“Katakan pada mereka, aku akan membangun lumbung yang berisi penuh padi bagi mereka semua selama 10 tahun,” serunya.
Tapi seminggu berselang, orang kepercayaan Barabujjak datang melaporkan hasilnya, “Tak ada satu pun desa yang tertarik dengan tawaran itu. Mereka nampaknya sudah cukup bahagia hanya dengan memiliki pohon itu bersama-sama.”
Barabujjak hanya mengangkat bahu. Ia tentu sudah menduga dengan penolakan itu. Nampaknya orang-orang desa itu tahu betul betapa berharganya pohon mereka. Maka Barabujjak pun langsung memerintahkan rencana keduanya.
***
DI Desa Jarra, tempat terdekat dari Jurang Jarra, semua orang berkumpul di balai desa dengan wajah tegang. Berita tentang iring-iringan orang bersenjata dan bertameng yang membawa puluhan kuda dan kerbau, sudah mereka dengar sejak sehari sebelumnya.

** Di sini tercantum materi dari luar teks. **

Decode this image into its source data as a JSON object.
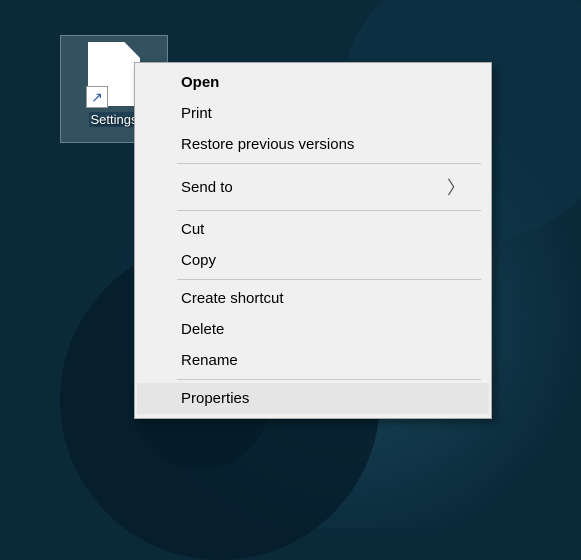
{
  "desktop": {
    "icon_label": "Settings",
    "shortcut_arrow": "↗"
  },
  "context_menu": {
    "items": {
      "open": "Open",
      "print": "Print",
      "restore": "Restore previous versions",
      "send_to": "Send to",
      "cut": "Cut",
      "copy": "Copy",
      "create_shortcut": "Create shortcut",
      "delete": "Delete",
      "rename": "Rename",
      "properties": "Properties"
    }
  }
}
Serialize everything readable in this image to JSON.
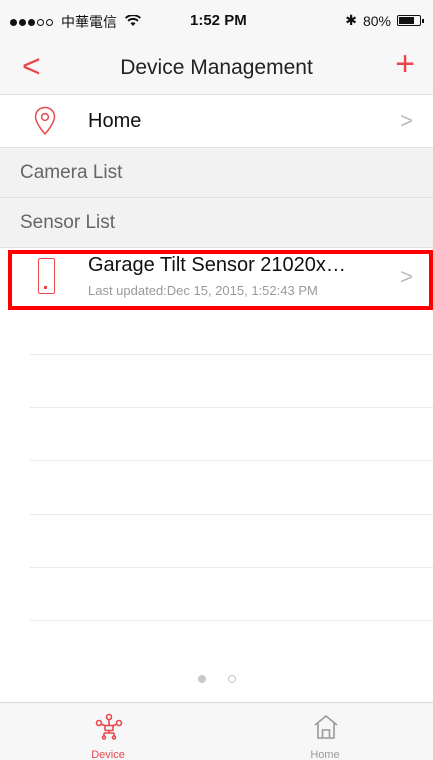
{
  "status_bar": {
    "carrier": "中華電信",
    "time": "1:52 PM",
    "bluetooth": "✱",
    "battery_text": "80%",
    "battery_level": 0.8
  },
  "nav": {
    "title": "Device Management",
    "back_symbol": "<",
    "add_symbol": "+"
  },
  "home_row": {
    "label": "Home"
  },
  "sections": {
    "camera_list": "Camera List",
    "sensor_list": "Sensor List"
  },
  "sensors": [
    {
      "name": "Garage Tilt Sensor 21020x…",
      "last_updated": "Last updated:Dec 15, 2015, 1:52:43 PM"
    }
  ],
  "pagination": {
    "pages": 2,
    "active": 1
  },
  "tab_bar": {
    "tabs": [
      {
        "label": "Device",
        "active": true
      },
      {
        "label": "Home",
        "active": false
      }
    ]
  },
  "colors": {
    "accent": "#e8474c",
    "highlight": "#ff0000"
  }
}
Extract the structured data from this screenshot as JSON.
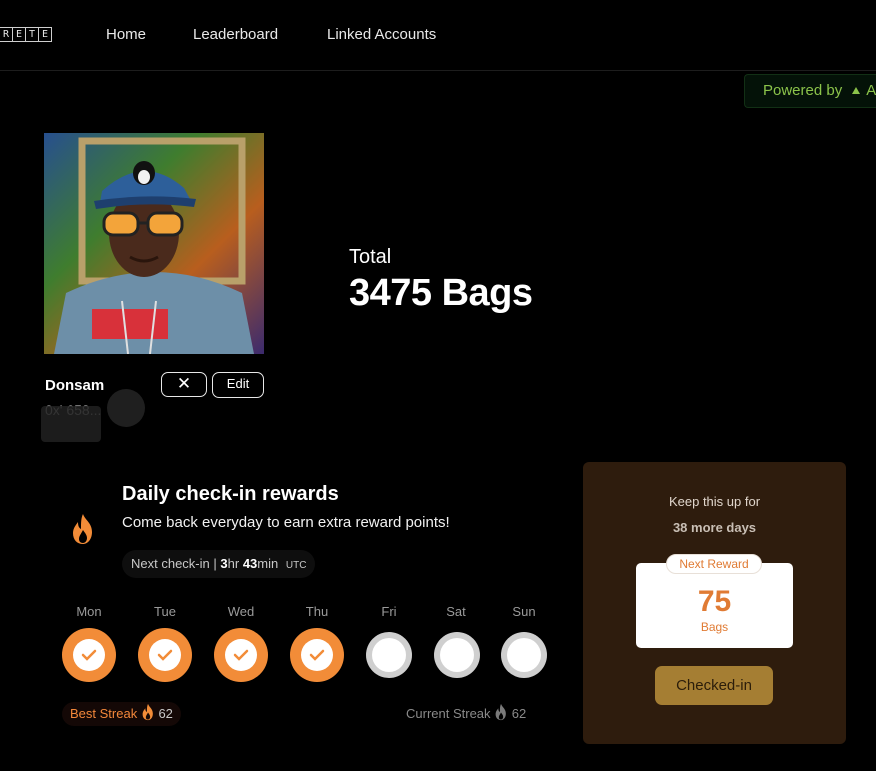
{
  "nav": {
    "logo_letters": [
      "R",
      "E",
      "T",
      "E"
    ],
    "links": [
      "Home",
      "Leaderboard",
      "Linked Accounts"
    ]
  },
  "powered": {
    "label": "Powered by",
    "suffix": "A"
  },
  "profile": {
    "name": "Donsam",
    "address": "0x' 658...",
    "close_symbol": "✕",
    "edit_label": "Edit"
  },
  "total": {
    "label": "Total",
    "value": "3475 Bags"
  },
  "daily": {
    "title": "Daily check-in rewards",
    "subtitle": "Come back everyday to earn extra reward points!",
    "next_label": "Next check-in",
    "next_sep": "|",
    "next_hours": "3",
    "next_hours_unit": "hr",
    "next_minutes": "43",
    "next_minutes_unit": "min",
    "next_tz": "UTC",
    "days": [
      {
        "label": "Mon",
        "checked": true
      },
      {
        "label": "Tue",
        "checked": true
      },
      {
        "label": "Wed",
        "checked": true
      },
      {
        "label": "Thu",
        "checked": true
      },
      {
        "label": "Fri",
        "checked": false
      },
      {
        "label": "Sat",
        "checked": false
      },
      {
        "label": "Sun",
        "checked": false
      }
    ],
    "best_streak_label": "Best Streak",
    "best_streak_value": "62",
    "current_streak_label": "Current Streak",
    "current_streak_value": "62"
  },
  "reward": {
    "keep_up": "Keep this up for",
    "more_days": "38 more days",
    "tag": "Next Reward",
    "value": "75",
    "unit": "Bags",
    "button": "Checked-in"
  },
  "colors": {
    "accent": "#f28c38",
    "reward_card": "#2e1c0d",
    "checked_button": "#a57e33",
    "powered_green": "#8bc34a"
  }
}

Mereka sudah bisa menebak kalau itu adalah iring-iringan yang diutus penguasa kota Ular yang beberapa waktu lalu ingin memiliki Pohon Tuhan mereka.
“Ia memang laki-laki serakah,” teriak kepala Desa Jarra. “Ia berniat memiliki pohon –yang merupakan harta kita satu-satunya di sini– untuk dirinya sendiri. Sungguh, terkutuklah dia!”
“Kita harus melawannya!” seru penduduk yang lain. Teriakan disambut penduduk lainnya. Seketika teriakan itu membahana ke seluruh penjuru desa.
Di salah satu sudut keramaian, seorang gadis kecil menatap mata ayahnya, “Ayah, apakah pohon kita akan diambil?” bisiknya dengan nada ragu.
Ayahnya hanya mengangguk, “Ya, Sayang. Ada orang serakah yang menginginkan pohon itu untuk dirinya sendiri.”
Gadis kecil itu berpikir sejenak, “Kalau pohon kita diambil, di mana kita akan berdoa nanti?”
Ayahnya hanya terdiam, tak bisa menjawab.